The book is by Elizabeth Berg, a collection of short stories called The Day I Ate Whatever I Wanted. I can't remember which story it is, but the narrator is describing her idea of heaven. She talks about the endless trays of fried foods that would be constantly passing by, the Diana Krall jazz that would be playing in the background (no harps, thank you). And then this:
"A million house-trained puppies who stayed puppies, and children who never got older than five."
I was reading that in bed one night and I had to stop and just stare at the ceiling, my eyes pricking and stinging. Oh, five.
I love five so, so much. I know lots of people get nostalgic about their children's babyhoods and I am surely not immune to feeling a whole lot of, you know, feelings when I revisit photos of those thigh-rolls and squirrel-cheeks, but five. Five, my friends, is the shit.
Five is clever and curious and insatiable. Five is too young for being too cool. Five is a wide-eyed belief that anything can be true. Five is obnoxious but rarely rude. Five is funny and silly and joyous. Five wants to be with you, all the time. Five is sometimes booooored, until you say, hey, want to play restaurant? And five jumps up and says I WILL BE THE CHEF!
Five sometimes cries piteously over a boo-boo. Five is scared of scary movie scenes. Five undergoes a startling transformation during sleep: the sharp angles and pointy elbows disappear, the mouth softens into a milk-drinking shape; five is a baby again.
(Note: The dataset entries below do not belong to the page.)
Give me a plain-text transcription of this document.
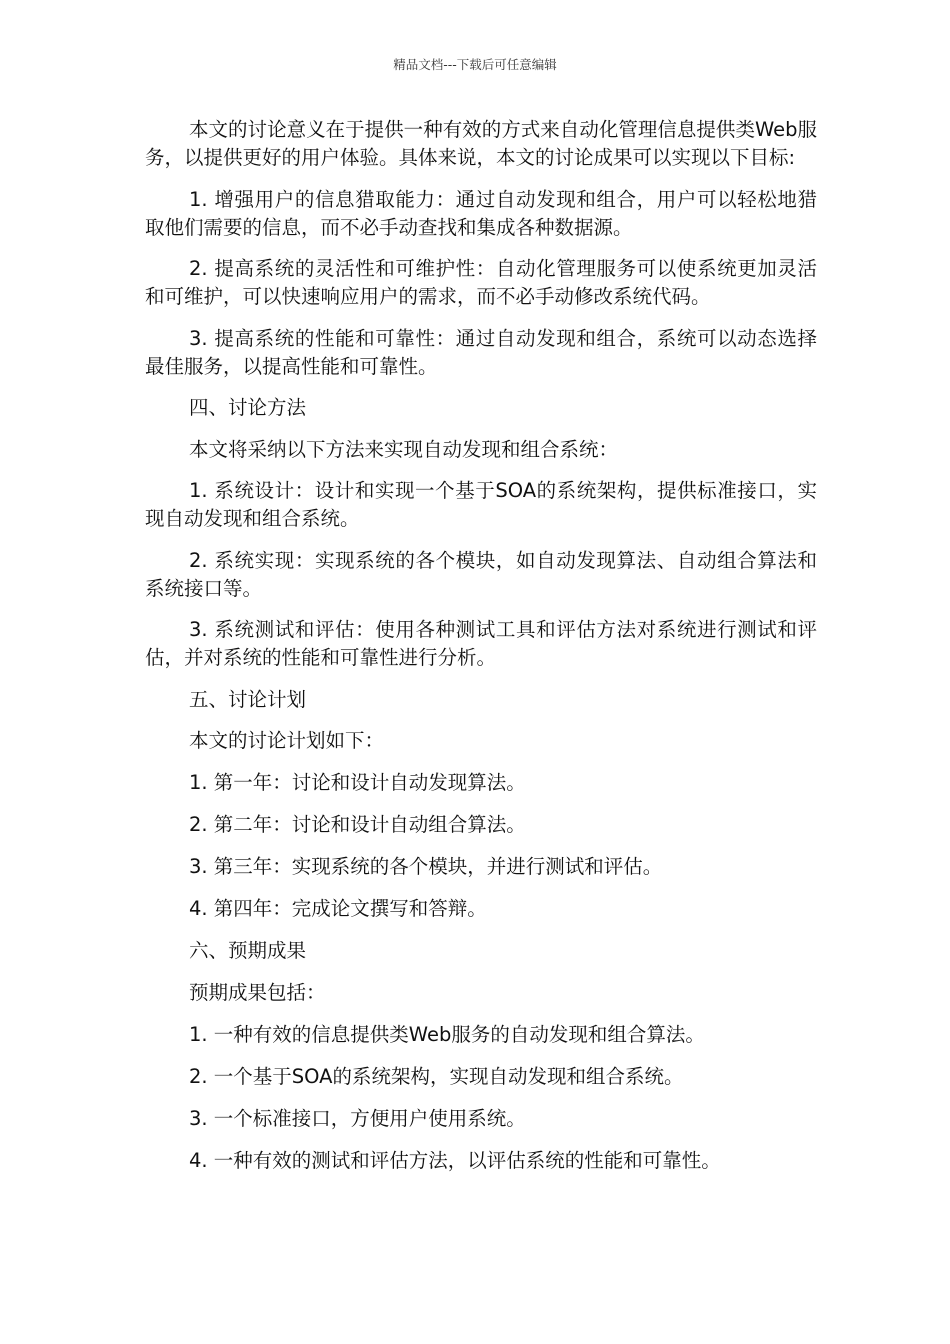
精品文档---下载后可任意编辑

本文的讨论意义在于提供一种有效的方式来自动化管理信息提供类Web服务，以提供更好的用户体验。具体来说，本文的讨论成果可以实现以下目标:

1. 增强用户的信息猎取能力：通过自动发现和组合，用户可以轻松地猎取他们需要的信息，而不必手动查找和集成各种数据源。

2. 提高系统的灵活性和可维护性：自动化管理服务可以使系统更加灵活和可维护，可以快速响应用户的需求，而不必手动修改系统代码。

3. 提高系统的性能和可靠性：通过自动发现和组合，系统可以动态选择最佳服务，以提高性能和可靠性。

四、讨论方法

本文将采纳以下方法来实现自动发现和组合系统：

1. 系统设计：设计和实现一个基于SOA的系统架构，提供标准接口，实现自动发现和组合系统。

2. 系统实现：实现系统的各个模块，如自动发现算法、自动组合算法和系统接口等。

3. 系统测试和评估：使用各种测试工具和评估方法对系统进行测试和评估，并对系统的性能和可靠性进行分析。

五、讨论计划

本文的讨论计划如下：

1. 第一年：讨论和设计自动发现算法。

2. 第二年：讨论和设计自动组合算法。

3. 第三年：实现系统的各个模块，并进行测试和评估。

4. 第四年：完成论文撰写和答辩。

六、预期成果

预期成果包括：

1. 一种有效的信息提供类Web服务的自动发现和组合算法。

2. 一个基于SOA的系统架构，实现自动发现和组合系统。

3. 一个标准接口，方便用户使用系统。

4. 一种有效的测试和评估方法，以评估系统的性能和可靠性。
I've said before that I wish I could freeze time, hold onto whatever childhood stage we're in, but I've always held a contrary desire to fast-forward at the same time. Get out of the tantrums, the diapers, the obstinate refusals, the inability to fully communicate—there have always been some major frustrations along with the magic.
Not five, though. There isn't a damn thing wrong with five. What a lovely miracle we get a full year of it, what a heartbreak it will go so fast.
Do you have a favorite childhood age yet?